Outsourcing a Data Protection Officer
Data Protection Officers are in demand across all industries and therefore it can be quite difficult to fill in this position by hiring internal DPO. However, companies who are all of a sudden obligated to appoint a DPO or would benefit from doing so, do not have internal resources to appoint one from their own ranks.
There is a lot of training and educations required to get the internal DPO to the point that he or she has an overall knowledge of the GDPR. That is why many companies are considering outsourcing.
Can you outsource a DPO? Yes.
There are certain benefits and downsides from outsourcing a DPO. If you have decided to outsource your DPO, make sure it is possible for external DPO to form relationships with internal stakeholders. This will be crucial for dividing responsibilities in your privacy program (if you want to know more about creating your privacy program read this!).
On the other hand, if you appoint an internal DPO who already has connections and relationships with privacy stakeholders, this could affect the DPOs’ performance.
For example, stakeholders might not see your DPO as an authority figure, while outsourced DPO can create an illusion of almost revisory role and independence.
Negative sides of outsourcing DPO
❌Outsourced DPO may not be familiar with how your organization or business operates and will have to learn about all processing activities and data collection points.
❌Outsourced DPO may have never worked for companies in your industry.
❌Outsourced DPO may not be so involved and can be fairly expensive if additional cost for services is charged
❌ There is a chance that a outsource DPO will not be involved properly in all issues in a timely manner, as requested per GDPR
❌The employee who takes over the DPO responsibilities and duties will have to be replaced in his current position.
Positive sides of outsourcing DPO
✔️ It can be fairly practical to outsource a DPO rather than invest a lot of time and resources into an internal employee.

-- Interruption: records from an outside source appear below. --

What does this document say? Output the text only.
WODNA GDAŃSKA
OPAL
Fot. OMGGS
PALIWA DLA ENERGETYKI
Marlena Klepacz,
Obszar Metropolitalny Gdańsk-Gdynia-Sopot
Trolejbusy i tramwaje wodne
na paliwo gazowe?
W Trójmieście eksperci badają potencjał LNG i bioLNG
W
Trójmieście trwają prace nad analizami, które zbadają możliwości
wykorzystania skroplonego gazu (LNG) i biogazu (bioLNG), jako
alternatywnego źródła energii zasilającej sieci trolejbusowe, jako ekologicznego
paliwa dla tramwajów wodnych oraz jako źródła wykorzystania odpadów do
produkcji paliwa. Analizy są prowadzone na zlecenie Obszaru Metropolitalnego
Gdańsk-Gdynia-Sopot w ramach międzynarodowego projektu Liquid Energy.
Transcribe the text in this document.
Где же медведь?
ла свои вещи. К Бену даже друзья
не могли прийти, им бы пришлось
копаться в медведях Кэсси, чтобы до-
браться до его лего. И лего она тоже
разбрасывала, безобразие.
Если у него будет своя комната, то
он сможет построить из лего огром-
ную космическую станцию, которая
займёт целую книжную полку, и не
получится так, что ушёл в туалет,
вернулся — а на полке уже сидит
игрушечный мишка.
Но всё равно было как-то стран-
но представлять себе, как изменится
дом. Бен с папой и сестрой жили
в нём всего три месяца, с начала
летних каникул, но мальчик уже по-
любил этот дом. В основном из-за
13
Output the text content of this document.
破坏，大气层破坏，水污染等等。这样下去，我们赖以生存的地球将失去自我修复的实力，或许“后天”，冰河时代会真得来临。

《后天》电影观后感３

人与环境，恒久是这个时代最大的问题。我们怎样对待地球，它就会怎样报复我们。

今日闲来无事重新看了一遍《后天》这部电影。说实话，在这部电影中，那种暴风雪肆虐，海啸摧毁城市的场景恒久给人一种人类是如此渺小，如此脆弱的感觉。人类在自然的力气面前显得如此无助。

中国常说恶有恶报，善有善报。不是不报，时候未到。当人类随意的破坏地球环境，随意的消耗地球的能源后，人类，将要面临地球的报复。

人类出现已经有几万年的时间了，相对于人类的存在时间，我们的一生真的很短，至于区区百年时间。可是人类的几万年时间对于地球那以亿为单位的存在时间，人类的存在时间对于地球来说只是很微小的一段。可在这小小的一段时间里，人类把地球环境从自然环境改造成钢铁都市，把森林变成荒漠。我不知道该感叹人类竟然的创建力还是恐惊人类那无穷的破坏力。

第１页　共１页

✔️ Less chance of a conflict of interest between DPO and other organizational units
✔️Outsourced DPO probably already owns certificates and is submerged into the GDPR subject.
✔️You may not need a full-time DPO, so outsourcing will make more sense than appointing someone who already has their own set of responsibilities on some other role and can come into a conflict of interest
✔️ Internal DPO can lack authority with former colleagues, while external DPO can have clean-slate to form a relationship with other departments and units
Large company vs. Small company
I am sure you agree that the need for a DPO of a small company with domestic reach is far different from the need of an enterprise company that has a global reach and different exposure.
DPO in big enterprise company will most probably perform his duties full-time, need more resources like budget, staff, solutions for automatization and GDPR compliance, and more.
As a smaller company or organization, you will maybe have a part-time DPO with a tighter budget, and that’s OK, as long as they can perform their duty.
If necessary, grant them access to legal counsel that can help them with any legal questions and make sure they attend conferences and seminars to always be up to date.